DFW AIRPORT, Texas — Most remember the years of American troops going overseas to fight in Operation Enduring Freedom, but chances are fewer remember the massive effort in North Texas during that time to give those troops a hero’s welcome when they finally got some time off.


What You Need To Know

  • It's been 10 years since the Welcome Home a Hero program was in place at DFW Airport. Troops stationed in Iraq and Afghanistan were welcomed home for rest and relaxation

  • The celebrations including a pep rally, bands, cheering crowds and family members 

  • The program was in place at the airport for eight years, from June 2004 until March 2012

  • Participants say the program left behind a lasting legacy and had a positive effect on the mental well-being of our service members 

“They were so tired and they’d come through these double doors and just see this line of civilians cheering,” said Lt. Col. Patrick McAfee as he stood outside the international arrivals doors at DFW Airport with Sgt. Maj. Victor Allen.

McAfee and Allen were first and second in command for most of the Army Human Resources Command’s effort to fly troops into the airport for their rest and relaxation leave. From June 2004 to March 2012, a plane full of troops from various military branches would arrive at both DFW and Atlanta for that time off.

The effort in North Texas would become known as the Welcome Home a Hero program as the Army’s team, alongside local community groups and citizen volunteers, decided to make those returning troops feel like the heroes they deserved to be on their arrival back.

“We had the best job in the military,” said SGM Allen, who is now retired from the Army. “We had a pep rally every morning.”

Was it ever a pep rally.

Allen said every morning the plane would land and approach the airport beneath arching streams of water being shot out of fire engines. The troops would then deplane into the airport where they’d find cheering waiting for them cheering with signs, occasionally with a band playing or patriotic songs being sung, often with service members families awaiting them outside of the security doors to embrace them happily.

Donna Cranston saw the initial Welcome Home events covered on local news one morning and decided to come and lend her voice to the celebrations. 

“My son was in Iraq at the time,” said Cranston.

Before she knew it, Cranston was coming out to the events every day and serving as a coordinator to see that they went off without a hitch and that there were big enough crowds ready for each of those daily arrivals.

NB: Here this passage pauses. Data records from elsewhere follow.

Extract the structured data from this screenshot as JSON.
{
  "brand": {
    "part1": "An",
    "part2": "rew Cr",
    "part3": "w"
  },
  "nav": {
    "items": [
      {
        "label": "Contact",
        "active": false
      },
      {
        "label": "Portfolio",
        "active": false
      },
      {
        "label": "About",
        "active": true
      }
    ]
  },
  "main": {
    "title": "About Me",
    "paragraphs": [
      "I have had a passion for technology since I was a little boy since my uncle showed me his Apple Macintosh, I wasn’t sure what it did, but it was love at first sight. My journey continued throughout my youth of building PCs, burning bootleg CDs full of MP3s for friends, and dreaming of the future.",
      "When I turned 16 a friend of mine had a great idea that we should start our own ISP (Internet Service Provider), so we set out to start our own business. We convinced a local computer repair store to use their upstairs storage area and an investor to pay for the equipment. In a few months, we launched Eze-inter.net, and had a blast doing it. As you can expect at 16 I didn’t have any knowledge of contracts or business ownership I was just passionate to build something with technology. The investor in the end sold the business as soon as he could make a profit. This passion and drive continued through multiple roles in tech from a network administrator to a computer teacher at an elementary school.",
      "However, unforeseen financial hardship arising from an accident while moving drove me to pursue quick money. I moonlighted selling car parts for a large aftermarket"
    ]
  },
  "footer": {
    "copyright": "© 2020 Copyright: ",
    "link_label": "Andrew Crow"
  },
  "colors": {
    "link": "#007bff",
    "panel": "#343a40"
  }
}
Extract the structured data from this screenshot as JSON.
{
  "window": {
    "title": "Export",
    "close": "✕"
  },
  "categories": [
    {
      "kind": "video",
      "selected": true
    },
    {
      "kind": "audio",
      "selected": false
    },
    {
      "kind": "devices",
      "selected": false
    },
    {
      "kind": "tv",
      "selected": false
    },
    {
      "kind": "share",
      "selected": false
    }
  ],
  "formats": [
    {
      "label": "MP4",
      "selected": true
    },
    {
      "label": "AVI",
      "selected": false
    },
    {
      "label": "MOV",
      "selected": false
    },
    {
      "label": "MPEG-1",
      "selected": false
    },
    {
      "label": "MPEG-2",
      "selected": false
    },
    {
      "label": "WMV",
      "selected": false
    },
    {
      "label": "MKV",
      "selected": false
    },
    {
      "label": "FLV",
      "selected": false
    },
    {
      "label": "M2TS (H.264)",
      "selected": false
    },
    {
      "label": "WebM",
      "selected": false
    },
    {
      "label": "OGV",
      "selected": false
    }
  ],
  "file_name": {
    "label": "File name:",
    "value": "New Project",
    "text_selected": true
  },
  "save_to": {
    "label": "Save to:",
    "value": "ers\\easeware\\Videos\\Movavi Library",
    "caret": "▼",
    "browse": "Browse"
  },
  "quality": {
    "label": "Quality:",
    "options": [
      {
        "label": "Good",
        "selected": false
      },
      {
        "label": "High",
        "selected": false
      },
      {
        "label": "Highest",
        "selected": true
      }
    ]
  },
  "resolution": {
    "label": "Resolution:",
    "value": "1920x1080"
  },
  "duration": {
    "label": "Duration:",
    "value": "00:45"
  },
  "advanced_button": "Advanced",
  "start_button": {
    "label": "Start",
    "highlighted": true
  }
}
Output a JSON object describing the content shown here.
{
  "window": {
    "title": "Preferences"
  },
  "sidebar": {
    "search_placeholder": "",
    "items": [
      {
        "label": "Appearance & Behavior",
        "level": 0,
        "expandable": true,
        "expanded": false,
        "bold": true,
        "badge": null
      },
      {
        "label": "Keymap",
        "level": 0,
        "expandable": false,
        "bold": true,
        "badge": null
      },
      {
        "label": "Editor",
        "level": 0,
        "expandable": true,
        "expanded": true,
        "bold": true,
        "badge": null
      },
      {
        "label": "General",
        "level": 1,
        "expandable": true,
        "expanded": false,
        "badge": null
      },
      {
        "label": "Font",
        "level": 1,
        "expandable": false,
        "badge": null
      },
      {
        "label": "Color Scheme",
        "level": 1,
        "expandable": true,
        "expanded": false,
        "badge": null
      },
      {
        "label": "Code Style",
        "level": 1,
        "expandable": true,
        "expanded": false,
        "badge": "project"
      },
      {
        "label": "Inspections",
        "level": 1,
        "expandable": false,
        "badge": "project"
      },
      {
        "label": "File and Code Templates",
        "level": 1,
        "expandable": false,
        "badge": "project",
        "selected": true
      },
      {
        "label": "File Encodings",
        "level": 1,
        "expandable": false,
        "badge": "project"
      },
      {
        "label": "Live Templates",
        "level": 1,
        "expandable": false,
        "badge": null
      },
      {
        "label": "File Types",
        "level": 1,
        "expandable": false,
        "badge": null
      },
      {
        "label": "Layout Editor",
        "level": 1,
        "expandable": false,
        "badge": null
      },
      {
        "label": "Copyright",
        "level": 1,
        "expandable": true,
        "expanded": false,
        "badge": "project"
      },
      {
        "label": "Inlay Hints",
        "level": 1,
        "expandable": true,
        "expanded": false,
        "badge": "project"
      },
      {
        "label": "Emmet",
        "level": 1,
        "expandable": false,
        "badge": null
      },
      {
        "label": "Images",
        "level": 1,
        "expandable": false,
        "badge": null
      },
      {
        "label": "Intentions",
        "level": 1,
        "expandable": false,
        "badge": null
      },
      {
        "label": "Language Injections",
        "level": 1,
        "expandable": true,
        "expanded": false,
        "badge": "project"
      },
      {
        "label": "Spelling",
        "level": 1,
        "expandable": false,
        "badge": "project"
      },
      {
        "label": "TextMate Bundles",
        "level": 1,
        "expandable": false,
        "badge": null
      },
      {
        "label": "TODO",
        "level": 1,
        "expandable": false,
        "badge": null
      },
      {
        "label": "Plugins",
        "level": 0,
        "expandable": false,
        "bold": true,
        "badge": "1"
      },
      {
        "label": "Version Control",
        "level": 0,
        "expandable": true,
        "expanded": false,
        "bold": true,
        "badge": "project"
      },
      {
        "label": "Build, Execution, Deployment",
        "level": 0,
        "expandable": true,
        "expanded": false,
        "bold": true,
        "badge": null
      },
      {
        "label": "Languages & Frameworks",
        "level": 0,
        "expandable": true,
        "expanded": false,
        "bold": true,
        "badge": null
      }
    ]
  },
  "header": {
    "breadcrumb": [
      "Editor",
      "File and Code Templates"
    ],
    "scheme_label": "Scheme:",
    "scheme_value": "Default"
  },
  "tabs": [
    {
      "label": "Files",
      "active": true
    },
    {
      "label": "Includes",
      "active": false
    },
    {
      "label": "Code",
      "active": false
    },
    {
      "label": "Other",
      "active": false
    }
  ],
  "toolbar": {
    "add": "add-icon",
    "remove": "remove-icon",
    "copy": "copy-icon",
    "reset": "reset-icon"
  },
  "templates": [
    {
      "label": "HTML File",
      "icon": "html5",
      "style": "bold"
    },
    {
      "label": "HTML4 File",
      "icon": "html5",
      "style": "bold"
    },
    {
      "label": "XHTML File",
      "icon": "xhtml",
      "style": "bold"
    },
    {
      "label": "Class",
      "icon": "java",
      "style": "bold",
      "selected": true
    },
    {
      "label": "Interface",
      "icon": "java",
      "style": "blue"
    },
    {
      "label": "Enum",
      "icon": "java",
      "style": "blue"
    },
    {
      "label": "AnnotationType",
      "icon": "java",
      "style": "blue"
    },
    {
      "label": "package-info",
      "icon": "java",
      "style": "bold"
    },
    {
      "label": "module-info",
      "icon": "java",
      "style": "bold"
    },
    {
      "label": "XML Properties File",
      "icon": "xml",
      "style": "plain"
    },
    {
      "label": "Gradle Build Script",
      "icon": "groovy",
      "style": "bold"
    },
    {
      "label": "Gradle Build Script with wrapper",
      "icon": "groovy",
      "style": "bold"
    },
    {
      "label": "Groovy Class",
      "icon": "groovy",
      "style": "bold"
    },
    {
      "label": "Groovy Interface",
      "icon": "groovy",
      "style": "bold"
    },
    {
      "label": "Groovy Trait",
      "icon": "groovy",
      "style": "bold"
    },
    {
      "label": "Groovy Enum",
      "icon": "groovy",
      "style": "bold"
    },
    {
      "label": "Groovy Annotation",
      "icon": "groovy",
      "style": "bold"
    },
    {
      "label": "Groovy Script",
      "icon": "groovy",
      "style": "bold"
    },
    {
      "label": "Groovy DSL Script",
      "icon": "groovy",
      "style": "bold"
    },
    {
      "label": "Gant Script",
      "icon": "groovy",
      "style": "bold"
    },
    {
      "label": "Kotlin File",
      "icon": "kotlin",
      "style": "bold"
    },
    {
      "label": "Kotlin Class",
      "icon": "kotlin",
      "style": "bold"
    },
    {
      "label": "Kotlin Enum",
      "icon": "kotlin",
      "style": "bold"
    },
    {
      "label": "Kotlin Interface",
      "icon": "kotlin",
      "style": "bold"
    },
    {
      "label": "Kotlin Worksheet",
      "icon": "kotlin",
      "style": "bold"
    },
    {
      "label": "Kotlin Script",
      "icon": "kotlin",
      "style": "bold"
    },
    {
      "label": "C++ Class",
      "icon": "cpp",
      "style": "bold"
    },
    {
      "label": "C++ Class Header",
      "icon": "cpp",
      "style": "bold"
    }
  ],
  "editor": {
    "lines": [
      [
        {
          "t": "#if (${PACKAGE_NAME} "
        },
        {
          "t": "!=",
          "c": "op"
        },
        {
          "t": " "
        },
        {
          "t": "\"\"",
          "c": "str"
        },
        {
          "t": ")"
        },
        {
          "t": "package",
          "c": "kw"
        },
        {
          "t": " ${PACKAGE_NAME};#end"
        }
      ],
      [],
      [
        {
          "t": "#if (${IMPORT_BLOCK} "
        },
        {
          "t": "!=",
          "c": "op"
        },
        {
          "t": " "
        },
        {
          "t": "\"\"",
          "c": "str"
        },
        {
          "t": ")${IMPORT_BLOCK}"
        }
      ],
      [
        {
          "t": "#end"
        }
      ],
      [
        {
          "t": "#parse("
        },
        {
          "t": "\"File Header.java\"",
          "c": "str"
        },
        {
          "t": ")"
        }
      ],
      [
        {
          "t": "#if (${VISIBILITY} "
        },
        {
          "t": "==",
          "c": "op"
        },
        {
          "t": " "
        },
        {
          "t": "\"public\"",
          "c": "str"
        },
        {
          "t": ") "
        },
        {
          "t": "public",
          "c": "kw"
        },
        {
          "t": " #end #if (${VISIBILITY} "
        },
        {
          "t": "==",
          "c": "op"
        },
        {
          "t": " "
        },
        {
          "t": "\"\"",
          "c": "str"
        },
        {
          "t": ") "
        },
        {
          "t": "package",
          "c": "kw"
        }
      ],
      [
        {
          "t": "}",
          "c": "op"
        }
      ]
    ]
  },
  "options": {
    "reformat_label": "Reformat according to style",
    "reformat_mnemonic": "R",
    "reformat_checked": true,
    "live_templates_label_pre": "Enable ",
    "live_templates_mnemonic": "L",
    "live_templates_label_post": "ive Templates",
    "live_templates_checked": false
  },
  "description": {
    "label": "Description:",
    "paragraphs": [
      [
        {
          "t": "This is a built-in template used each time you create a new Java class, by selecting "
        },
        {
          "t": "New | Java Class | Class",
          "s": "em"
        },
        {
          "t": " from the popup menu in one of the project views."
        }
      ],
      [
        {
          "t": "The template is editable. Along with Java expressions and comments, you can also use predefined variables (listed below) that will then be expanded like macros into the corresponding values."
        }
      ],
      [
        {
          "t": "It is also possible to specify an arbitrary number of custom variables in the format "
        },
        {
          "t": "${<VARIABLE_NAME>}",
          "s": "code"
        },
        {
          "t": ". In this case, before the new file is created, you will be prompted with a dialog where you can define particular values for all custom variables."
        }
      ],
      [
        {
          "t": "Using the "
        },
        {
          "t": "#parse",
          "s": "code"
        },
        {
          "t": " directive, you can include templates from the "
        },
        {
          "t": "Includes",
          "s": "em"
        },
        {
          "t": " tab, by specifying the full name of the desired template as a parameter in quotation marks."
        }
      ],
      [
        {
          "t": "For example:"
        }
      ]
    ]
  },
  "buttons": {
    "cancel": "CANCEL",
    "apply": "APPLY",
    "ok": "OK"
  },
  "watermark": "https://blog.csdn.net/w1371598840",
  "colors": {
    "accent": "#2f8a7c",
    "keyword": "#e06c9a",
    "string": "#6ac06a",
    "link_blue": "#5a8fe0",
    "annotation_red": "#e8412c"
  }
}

Did that ever happen. Photos and videos from those times show massive crowds lined up, waving flags and cheering. At times older veterans would show up, as would school groups, politicians and community leaders.

“The Boy Scouts and the Girl Scouts that would come out,” said SGM Allen, “and the kids that would come out and we would see the kids run and grab their parents’ legs and scream, and the tears, and the joy.”

“Everyone was welcomed and it was wonderful,” Cranston said.

Cranston said a major focus of the effort was to create a better welcome home for that generation of troops than some of the previous ones. Many pointed to the tough welcome back a lot of veterans got during the Vietnam War era as something they wanted to avoid this time, at all cost.

That was a focus throughout much of the country in the early 2000s as the troops were given a sort of hero status by most. The Welcome Homes being given daily at DFW even became a benchmark for a lot of other welcome home ceremonies across the country.

“I think it was really great, not only for us, but for them,” said DFW Senior Chaplain D.D. Hayes. “Helped them to kind of navigate, even when the war was over, navigate from that kind of lifestyle to a time when they can get with their families, reunite with them, connect back with them.”

SGM Allen said the daily celebrations even seemed therapeutic for some of those Vietnam era veterans who came out to cheer on the troops and be a part of the effort.

Welcome Home a Hero welcomed back more than a million troops during its eight-year run.

However, the celebration eventually came to an end. In 2012, with the troops rapidly leaving Iraq and Afghanistan and efforts there scaling back, the Welcome Home a Hero program too came to an end.

Today, nearly 10 years after the final pep rally, monuments and reminders to that program are peppered throughout the DFW Airport campus: a shadow box outside the international arrivals door and large monuments at Founders Plaza park are just a few of them.

SGM Allen feels that the program certainly left behind a legacy. Volunteers including Cranston started their own efforts to help the troops. It also led to the better mental health situation many service members of that era find themselves in as well as the fond memories many have of that unique time in North Texas and American history.

“It was a moment where everybody just got along for the sake of the troops, for the mission,” said SGM Allen.